Statewide action against 27 Boston Market locations results in recompense for 314 workers and shines a light on systemic wage issues.
The New Jersey Department of Labor and Workforce Development (NJDOL) has recouped more than $630,000 in unpaid wages for 314 Boston Market employees across the state. This follows a series of complaints that led to an extensive investigation by the NJDOL’s Division of Wage and Hour Compliance.
- Who: The NJDOL took action to protect 314 Boston Market employees.
- What: More than $630,000 in unpaid wages was recovered.
- When: The investigation started last November after a complaint from an employee in Hamilton Township.
- Where: The action impacted 27 Boston Market locations across New Jersey.
- Why: Employees were not receiving their due wages, with violations including failure to pay minimum wage and earned sick leave.
- How: The NJDOL issued stop-work orders, shuttering affected locations until all back pay was distributed.
Cathy Grimes, a manager at a Boston Market in East Hanover, stated, “What surprised me was how very attentive everyone we dealt with at NJDOL was, and how cared for and respected we felt.”
Grimes and her coworkers received about $15,000 in back wages.
Labor Commissioner Robert Asaro-Angelo said, "Stories like Cathy’s are exactly the reason Governor Murphy and our legislators empowered our department to issue stop-work orders against employers that are seemingly willfully operating in bad faith."

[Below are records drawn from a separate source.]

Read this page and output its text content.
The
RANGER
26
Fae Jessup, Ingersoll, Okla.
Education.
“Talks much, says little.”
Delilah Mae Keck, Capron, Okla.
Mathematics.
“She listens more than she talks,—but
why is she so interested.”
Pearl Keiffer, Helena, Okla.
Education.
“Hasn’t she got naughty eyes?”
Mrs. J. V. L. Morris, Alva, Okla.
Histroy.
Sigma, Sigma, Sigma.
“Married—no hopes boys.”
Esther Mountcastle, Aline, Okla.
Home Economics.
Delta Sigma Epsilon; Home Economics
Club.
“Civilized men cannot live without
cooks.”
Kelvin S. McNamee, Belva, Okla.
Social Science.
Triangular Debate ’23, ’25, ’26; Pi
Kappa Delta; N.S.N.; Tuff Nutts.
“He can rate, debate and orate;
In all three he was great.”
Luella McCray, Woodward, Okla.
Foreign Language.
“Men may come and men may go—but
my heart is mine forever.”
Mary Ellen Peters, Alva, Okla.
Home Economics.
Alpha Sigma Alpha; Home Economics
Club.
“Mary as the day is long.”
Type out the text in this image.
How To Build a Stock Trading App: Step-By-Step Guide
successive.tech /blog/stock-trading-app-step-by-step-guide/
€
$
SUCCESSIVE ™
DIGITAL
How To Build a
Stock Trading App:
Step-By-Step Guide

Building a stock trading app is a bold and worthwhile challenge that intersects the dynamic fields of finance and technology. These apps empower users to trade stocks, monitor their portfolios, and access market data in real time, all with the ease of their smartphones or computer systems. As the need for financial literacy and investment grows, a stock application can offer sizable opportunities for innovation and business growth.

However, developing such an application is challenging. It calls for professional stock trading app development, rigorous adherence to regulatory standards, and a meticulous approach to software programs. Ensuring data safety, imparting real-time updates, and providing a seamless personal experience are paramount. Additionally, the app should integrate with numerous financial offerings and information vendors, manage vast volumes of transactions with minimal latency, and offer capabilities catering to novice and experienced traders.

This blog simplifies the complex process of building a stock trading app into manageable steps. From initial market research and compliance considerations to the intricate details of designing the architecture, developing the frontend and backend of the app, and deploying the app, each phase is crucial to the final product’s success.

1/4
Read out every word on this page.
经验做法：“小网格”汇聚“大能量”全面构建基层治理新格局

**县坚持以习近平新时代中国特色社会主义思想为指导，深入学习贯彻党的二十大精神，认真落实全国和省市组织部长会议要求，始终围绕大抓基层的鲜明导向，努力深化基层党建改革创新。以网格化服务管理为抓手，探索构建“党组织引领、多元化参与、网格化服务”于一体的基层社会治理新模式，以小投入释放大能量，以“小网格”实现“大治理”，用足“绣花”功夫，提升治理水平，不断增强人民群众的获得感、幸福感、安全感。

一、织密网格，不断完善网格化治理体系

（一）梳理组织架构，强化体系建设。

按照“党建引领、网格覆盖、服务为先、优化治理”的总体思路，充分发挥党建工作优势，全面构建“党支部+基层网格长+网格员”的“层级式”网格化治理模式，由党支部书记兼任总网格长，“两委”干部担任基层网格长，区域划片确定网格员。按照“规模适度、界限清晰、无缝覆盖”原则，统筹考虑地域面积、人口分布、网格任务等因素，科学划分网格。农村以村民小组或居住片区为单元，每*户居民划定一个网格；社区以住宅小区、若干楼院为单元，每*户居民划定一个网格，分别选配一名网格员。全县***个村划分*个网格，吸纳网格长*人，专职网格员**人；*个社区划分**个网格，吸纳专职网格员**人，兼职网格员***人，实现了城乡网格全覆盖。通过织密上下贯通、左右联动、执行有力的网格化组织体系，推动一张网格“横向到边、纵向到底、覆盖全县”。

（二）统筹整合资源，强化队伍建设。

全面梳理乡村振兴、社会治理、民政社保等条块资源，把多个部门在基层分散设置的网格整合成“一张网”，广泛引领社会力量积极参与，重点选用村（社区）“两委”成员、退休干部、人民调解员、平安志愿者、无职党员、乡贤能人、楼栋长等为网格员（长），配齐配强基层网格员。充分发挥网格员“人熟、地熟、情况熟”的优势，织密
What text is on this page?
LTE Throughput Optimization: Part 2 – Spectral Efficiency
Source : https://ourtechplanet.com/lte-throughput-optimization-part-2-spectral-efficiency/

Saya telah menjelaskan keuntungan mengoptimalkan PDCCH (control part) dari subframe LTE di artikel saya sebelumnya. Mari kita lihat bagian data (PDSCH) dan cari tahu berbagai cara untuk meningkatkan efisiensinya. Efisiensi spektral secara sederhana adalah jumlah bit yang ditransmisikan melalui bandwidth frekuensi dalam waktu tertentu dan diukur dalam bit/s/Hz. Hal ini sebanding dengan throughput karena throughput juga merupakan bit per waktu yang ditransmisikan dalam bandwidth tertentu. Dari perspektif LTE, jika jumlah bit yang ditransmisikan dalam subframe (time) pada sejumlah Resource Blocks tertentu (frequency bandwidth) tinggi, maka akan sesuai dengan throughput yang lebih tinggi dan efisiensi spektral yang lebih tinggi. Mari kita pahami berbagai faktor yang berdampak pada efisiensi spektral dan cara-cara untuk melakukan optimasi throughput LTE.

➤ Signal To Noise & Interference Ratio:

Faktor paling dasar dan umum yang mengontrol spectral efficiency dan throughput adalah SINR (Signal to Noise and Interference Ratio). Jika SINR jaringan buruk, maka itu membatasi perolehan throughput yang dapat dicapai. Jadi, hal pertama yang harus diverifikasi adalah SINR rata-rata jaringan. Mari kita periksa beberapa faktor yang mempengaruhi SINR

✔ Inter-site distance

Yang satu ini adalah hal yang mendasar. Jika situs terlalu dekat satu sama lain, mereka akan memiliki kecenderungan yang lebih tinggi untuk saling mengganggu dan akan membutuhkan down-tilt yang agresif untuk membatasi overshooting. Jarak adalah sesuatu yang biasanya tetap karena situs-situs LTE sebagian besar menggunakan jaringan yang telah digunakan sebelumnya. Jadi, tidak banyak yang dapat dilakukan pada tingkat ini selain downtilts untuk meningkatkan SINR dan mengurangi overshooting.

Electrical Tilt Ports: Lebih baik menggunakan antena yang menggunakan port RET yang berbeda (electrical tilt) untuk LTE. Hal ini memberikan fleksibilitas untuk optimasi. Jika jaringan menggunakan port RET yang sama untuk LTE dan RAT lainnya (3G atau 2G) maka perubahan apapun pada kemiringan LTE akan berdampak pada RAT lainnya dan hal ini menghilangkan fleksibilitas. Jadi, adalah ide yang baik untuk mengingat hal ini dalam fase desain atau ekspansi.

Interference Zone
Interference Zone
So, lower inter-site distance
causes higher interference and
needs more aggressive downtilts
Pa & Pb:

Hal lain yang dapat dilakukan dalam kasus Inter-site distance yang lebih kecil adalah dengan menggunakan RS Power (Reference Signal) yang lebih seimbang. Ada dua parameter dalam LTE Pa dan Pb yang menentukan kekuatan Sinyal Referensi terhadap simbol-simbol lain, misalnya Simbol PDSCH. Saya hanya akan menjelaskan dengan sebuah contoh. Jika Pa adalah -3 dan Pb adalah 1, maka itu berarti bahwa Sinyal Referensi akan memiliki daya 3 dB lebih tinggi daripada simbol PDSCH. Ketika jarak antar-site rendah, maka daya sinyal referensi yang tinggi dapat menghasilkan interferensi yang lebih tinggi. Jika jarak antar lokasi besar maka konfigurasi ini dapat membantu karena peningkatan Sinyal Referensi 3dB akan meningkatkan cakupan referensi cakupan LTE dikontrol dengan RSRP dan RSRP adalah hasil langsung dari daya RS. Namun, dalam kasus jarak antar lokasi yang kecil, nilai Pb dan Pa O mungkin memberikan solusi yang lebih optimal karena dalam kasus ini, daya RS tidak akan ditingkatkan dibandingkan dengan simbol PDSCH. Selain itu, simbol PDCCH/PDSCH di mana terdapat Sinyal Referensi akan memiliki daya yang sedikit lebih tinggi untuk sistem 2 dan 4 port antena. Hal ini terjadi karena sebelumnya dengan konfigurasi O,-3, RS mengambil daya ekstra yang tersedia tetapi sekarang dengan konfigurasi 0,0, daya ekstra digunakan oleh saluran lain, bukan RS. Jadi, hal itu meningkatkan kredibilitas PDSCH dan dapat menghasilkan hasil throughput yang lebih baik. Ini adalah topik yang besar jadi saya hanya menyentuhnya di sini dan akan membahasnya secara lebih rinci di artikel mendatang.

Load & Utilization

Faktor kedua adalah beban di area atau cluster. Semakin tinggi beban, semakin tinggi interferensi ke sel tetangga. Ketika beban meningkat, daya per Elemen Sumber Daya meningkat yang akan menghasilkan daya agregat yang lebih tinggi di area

The investigation was initiated after a complaint from a Boston Market worker at 770 Route 33 in Hamilton Township, Mercer County. Soon after, nearly three dozen additional complaints were received, naming several other New Jersey Boston Market locations. Subsequent findings led to the issuing of stop-work orders for 27 Boston Market locations across the state. These orders were lifted only after employees received their back pay.
The findings have been sent to the parent company Boston Chicken of NJ, LLC, also known as Boston Market, headquartered in Golden, Colorado. Further financial penalties, including liquidated damages and fees, may be imposed by the NJDOL.
For anyone interested in worker rights in New Jersey, further information is available at MyWorkRights.nj.gov.
The outcome of this investigation serves as a clear message to employers: violating worker rights will not be tolerated, and full accountability will be pursued.